It's basically like this:
Two routers:
R1 (HQ) <---------GRE----------> R2 (Remote branch)
R1 WAN IP: 81.29.10.2
R1 GRE IP: 172.17.1.1/30
R2 WAN IP: 77.232.60.34
R2 GRE IP: 172.17.1.2/30
LAN at remote branch: 10.222.0.0/16
Many different hosts located in different networks are routed through the HQ router and use the GRE tunnel to access the remote network 10.222.0.0/16 at the remote branch.
Currently the GRE tunnel is not encrypted, which is bad.
I am trying to secure the GRE and the GRE only (not just any traffic between R1 and R2)

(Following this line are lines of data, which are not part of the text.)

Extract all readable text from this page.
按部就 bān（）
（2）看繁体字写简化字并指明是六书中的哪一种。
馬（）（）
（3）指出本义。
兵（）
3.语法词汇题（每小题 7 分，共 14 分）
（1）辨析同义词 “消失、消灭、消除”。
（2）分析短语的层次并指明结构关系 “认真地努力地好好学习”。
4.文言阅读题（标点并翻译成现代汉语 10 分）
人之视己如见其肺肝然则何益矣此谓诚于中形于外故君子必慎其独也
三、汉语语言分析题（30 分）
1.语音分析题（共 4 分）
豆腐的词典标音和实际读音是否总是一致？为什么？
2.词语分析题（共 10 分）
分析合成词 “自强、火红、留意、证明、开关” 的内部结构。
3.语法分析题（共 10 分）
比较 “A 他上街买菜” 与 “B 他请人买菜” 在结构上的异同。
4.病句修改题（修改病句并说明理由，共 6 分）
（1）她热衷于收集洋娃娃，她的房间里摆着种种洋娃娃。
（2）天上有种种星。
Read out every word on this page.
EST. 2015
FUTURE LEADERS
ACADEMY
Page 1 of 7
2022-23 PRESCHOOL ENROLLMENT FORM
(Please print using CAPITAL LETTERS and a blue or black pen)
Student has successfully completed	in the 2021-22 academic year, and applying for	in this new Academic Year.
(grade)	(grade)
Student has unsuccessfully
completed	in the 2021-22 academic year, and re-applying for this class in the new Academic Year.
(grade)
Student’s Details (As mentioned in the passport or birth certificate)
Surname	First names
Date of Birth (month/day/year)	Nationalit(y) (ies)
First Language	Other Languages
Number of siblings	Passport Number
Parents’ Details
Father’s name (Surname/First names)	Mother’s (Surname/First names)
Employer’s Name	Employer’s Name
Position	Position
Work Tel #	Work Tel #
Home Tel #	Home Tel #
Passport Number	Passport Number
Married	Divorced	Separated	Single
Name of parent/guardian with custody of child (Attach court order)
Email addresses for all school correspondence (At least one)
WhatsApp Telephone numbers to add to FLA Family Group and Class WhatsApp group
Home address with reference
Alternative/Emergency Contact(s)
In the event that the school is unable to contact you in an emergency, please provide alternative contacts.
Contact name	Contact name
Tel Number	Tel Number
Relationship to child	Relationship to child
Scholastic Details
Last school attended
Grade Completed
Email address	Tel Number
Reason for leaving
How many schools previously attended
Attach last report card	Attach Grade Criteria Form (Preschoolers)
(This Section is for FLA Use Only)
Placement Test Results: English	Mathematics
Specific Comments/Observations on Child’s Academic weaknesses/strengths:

Right now this config works:
HQ:
/ip ipsec proposal
set [ find default=yes ] auth-algorithms=sha256 lifetime=1h
/ip ipsec peer
add address=77.232.60.34/32 comment=HQ enc-algorithm=aes-128 local-address=81.29.10.2 nat-traversal=no secret=megasecret
/ip ipsec policy
add comment=Branch dst-address=77.232.60.34/32 sa-dst-address=77.232.60.34 sa-src-address=81.29.10.2 src-address=81.29.10.2/32
Branch:
/ip ipsec proposal
set [ find default=yes ] auth-algorithms=sha256 lifetime=1h
/ip ipsec peer
add address=81.29.10.2/32 comment=HQ enc-algorithm=aes-128 local-address=77.232.60.34 nat-traversal=no secret=megasecret
/ip ipsec policy
add comment=HQ dst-address=81.29.10.2/32 sa-dst-address=81.29.10.2 sa-src-address=77.232.60.34 src-address=77.232.60.34/32
But it secures
ALL traffic between R1 and R2, not just the GRE tunnel.
RouterOS will not let you use transport mode if sa-src/src and/or sa-dst/dst addresses do not match in policy, so in order to use transport mode you have to use the same addresses for src and sa-src and dst and sa-dst settings.